Tax Depreciation Methods for Contractors
Contractors are allowed several favorable methods related to depreciation and capitalization of expenses for tax purposes.
- Construction equipment is depreciated over five years for tax purposes, even though the GAAP useful life might be much longer.
- Contractors are eligible for beneficial tax depreciation methods, such as Section 179 (deduction equal to $500,000 if total purchases do not exceed $2 million) and 50% bonus depreciation on purchases of new equipment.
- Due to the high cost and long GAAP useful lives of construction equipment, many repairs are currently deductible for contractors vs. required capitalization. Expenditures that do not enhance performance or do not extend the useful life generally do not have to be capitalized.
Alternative Minimum Taxes for Contractors (AMT)
Due to the preferential tax methods available to contractors, alternative minimum taxes are a consideration. Pre-year-end planning should include the possibility of AMT in the calculations.
- Differences between the Tax Percentage of Completion Method and the methods used in the tax return for long-term contracts can create AMT. Home contracts, less than 10% contracts, and non-long-term contracts are exempt from alternative minimum tax.
- Accelerated tax depreciation can create AMT. However, bonus depreciation and section 179 are not treated as preference items.
Tax Credits and Deductions Available to Contractors
Contractors are eligible for several tax credits or deductions that should be reviewed as a part of pre-year-end planning.
- A 9% manufacturing deduction is available to contractors. Construction activities are included in the definition of manufacturing for purposes of qualifying for the deduction. The deduction is based on the lower of gross profit from construction, or net income for the company. Architects and engineers also qualify for the deduction.
- Section 179 D deduction is available to the parties involved in energy efficient construction. As an incentive to governmental agencies to use “green” construction, the contractor, engineer or architect can be awarded deductions of up to $1.80 per square foot on projects that achieve certain energy savings.
- Research and development credits.
- Energy credits.
- Work Opportunity credits.
Review Pass-Through Entities and Owner’s Tax Situations
It is essential that all tax planning take into account any tax liability at the company level, while also considering the tax burden of the pass-through owners.
- Maximize the use of lower tax brackets and deductions between companies and owners.
- Calculate alternative minimum tax at the owner level if applicable.
- Consider the timing and deductibility of payments between related parties.
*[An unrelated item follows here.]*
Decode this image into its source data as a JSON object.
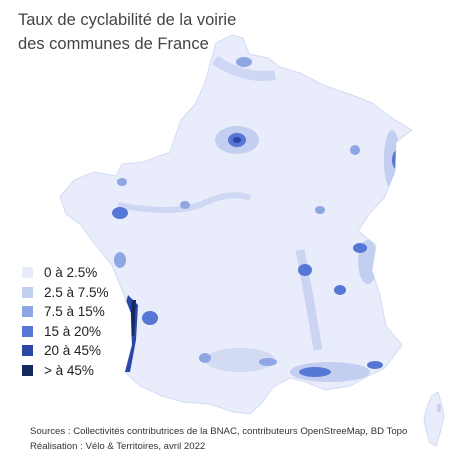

Bonuses and other payments must generally be made prior to year-end to be deductible.
Create a Detailed “To Do” List
A detailed list of what needs to be done prior to year-end should be prepared and reviewed.
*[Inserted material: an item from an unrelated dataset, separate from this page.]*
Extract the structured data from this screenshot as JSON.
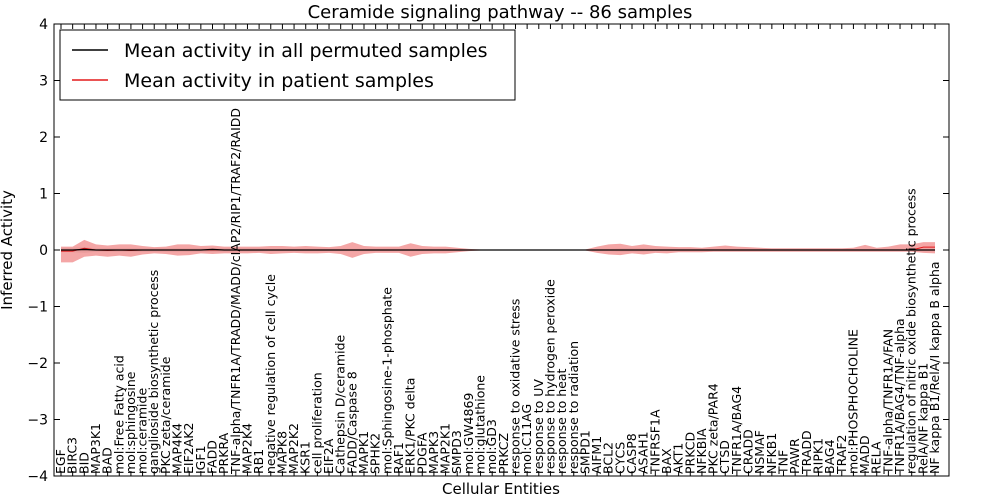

- Bonuses and withholding prior to year-end.
- Tax estimates or deposits required after planning (remember that proper tax planning can reduce both the current year tax liability and the estimated taxes for the following year).
- Gifting or transfers related to estate and continuity planning.
- Invoicing, documentation and payments between related parties.
As discussed, there are many planning opportunities available to construction contractors. It is essential that the Company’s operations be reviewed prior to year-end while considering the savings available from tax methods, depreciation, related party payments, and other tax deductions and credits.